As a former bride, there are definitely a few things I know about wedding gift giving. Most people usually set up a registry and a lot of people buy from there. In some cultures, cash gifts are the norm. Other times, people like to give sentimental gifts to remember the occasion. Just always keep in mind the wishes of the bride and groom when choosing a wedding gift. Also, try to make your gift as earth-friendly as possible!
Make it earth-friendly
The most obvious item to look at is the wedding card! If you are bringing a gift to the wedding, then a card is essential. Try to look for recycled options. Also, if you are bringing a physical gift, see if you can forgo the big card and just use the small message card that sometimes comes with gifts you buy. Those would be only a few inches big and don’t always have an envelope.
If you intend to give money, cash is perfectly acceptable. Writing out a check might be easier for you, but then you’re using a tiny bit of paper and then the couple has to deposit it.
Lastly, keep the gift wrap to a minimum. Wedding gifts tend to be an area where gifts are overly wrapped and have a gazillion bows and ribbons. If there is a free shipping option, then you can go that route and not choose gift wrapping. The gifts will arrive right on their doorstep and then they won’t have to deal with the hassle of taking so many gifts from the reception.
Be considerate of the bride and groom’s wishes
Every bride and groom is different in what they want. Some ask for only cash gifts to help out with the cost of the wedding. Others will create a registry with items they need or want. In Asian cultures, monetary gifts are pretty much the way to go. American weddings usually have a registry or two.
If you want to buy an actual physical gift, then do buy off their registry. These are items they have handpicked that they most likely do not have or have an old version of. There’s a good reason for registries and that’s to prevent people from buying unwanted items! Buying off a registry ignores the couple’s wishes. A lot of people seem to want to buy sentimental items instead of what is on the registry. For some couples, this might be nice, but for myself and my husband, we wouldn’t have liked that as much. Sentimental items tend to be picture frames, engraved flutes, a special wedding cake server, small figurines, and so on. These aren’t items that are generally useful and everyone’s taste is different. If for some reason their registry is all bought out then a monetary gift is better than a random gift card.

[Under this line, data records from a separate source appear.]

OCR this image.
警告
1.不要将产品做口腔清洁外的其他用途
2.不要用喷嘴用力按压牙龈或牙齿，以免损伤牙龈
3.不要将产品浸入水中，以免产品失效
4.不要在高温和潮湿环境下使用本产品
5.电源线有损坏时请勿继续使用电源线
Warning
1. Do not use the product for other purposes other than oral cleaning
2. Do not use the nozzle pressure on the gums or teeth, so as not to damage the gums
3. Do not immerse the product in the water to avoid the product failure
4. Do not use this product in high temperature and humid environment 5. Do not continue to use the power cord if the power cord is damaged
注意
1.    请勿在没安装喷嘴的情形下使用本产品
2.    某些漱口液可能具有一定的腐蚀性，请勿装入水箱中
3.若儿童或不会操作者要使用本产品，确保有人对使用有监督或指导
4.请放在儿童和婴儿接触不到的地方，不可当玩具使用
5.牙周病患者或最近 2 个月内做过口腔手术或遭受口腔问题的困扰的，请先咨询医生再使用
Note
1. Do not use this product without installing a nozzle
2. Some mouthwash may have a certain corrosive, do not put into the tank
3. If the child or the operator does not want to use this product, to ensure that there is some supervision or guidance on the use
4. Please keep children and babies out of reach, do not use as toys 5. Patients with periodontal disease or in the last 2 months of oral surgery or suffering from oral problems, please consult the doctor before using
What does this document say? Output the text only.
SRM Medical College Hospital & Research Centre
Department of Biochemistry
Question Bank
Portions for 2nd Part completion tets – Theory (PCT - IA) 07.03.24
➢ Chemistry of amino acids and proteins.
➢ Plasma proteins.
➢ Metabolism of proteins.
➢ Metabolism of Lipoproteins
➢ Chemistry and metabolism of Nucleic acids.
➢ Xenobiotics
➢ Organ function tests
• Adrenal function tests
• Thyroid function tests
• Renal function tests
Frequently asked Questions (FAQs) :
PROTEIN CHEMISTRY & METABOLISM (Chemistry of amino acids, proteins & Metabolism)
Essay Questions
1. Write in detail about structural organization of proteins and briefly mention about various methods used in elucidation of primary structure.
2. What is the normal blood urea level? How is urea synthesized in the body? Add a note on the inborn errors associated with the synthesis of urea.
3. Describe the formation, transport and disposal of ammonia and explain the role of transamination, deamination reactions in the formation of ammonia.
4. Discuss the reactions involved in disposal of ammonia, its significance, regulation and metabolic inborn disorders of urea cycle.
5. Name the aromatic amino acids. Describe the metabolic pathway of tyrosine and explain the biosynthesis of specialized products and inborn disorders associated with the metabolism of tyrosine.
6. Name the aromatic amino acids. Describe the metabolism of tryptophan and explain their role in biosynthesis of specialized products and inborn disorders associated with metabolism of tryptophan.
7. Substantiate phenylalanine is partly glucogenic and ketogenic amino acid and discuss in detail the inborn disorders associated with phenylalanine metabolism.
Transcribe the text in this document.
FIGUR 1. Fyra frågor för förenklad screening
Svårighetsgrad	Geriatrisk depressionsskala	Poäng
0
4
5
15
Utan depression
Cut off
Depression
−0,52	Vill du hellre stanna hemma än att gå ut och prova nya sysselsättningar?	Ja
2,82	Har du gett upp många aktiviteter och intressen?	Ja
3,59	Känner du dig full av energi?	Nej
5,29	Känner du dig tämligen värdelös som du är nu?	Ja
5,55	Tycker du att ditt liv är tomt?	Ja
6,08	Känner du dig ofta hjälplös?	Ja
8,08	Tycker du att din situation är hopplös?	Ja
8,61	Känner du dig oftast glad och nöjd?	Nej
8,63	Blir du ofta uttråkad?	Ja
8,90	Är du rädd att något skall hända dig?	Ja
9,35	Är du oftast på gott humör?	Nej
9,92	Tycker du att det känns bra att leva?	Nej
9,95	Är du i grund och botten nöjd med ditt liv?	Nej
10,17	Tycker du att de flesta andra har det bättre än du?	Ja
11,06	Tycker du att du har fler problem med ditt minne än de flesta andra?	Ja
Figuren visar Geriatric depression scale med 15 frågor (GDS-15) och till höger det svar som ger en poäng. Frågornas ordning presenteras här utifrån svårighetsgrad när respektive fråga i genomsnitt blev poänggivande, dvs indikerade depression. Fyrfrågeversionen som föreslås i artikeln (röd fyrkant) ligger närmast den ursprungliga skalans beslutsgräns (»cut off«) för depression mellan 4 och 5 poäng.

When in doubt just ask the couple what they want.
Gifting when you’re not attending
This isn’t a must, but a lot of people still give gifts even if they can’t make it to the wedding. These are mostly close friends or family members. If you did RSVP yes and had to cancel last minute, you can still consider giving a small gift. At the very least if this happens, you should explain why and send them a congratulations. Most likely the couple will still have to pay for your seat. This will help ensure your relationship stays on the positive side. We had a few day of cancellations where we didn’t get anything but a text message. We also haven’t heard from them since. It’s not a good feeling to invite people because you want them to be there, then have them cancel. Try to see them after the wedding if you do have to cancel.
Spend within your means
Couples aren’t expecting you to go into debt because of the wedding gift. In the end, they invited you because they wanted you to be with them on their special day, not because they want your money. My rule of thumb is to spend what I can and to determine how much depending on my relationship with the couple.
If you really cannot afford a gift, at least give them a card to congratulate them. See if maybe you can help out with anything during the wedding planning process. There are plenty of things to do! If you are a close friend or family member, it might be nice to explain to them why. They will understand hopefully. I can’t say anything about the bridezillas and groomzillas, but most normal people will.
Always provide a gift receipt
Even if you buy something off their registry, make sure to add the gift receipt in also! We ended up with a duplicate item somehow, even though we only request one on our registry, and we had to return it. The store took it back without giving us any hassle, but not all stores are so accommodating. Gift receipts are especially important if you decide to go off the registry. What if they already have the same exact blender, but in a different color?
And the most important thing… have fun! It’s a wedding and it should be a joyous occasion! The wedding gift is just a small part of their wedding day. It’s really the family and friends who make it wonderful, not the food processor that they just had to have.
What do you think are the best wedding gifts to get? What’s the most horrible one you’ve heard of?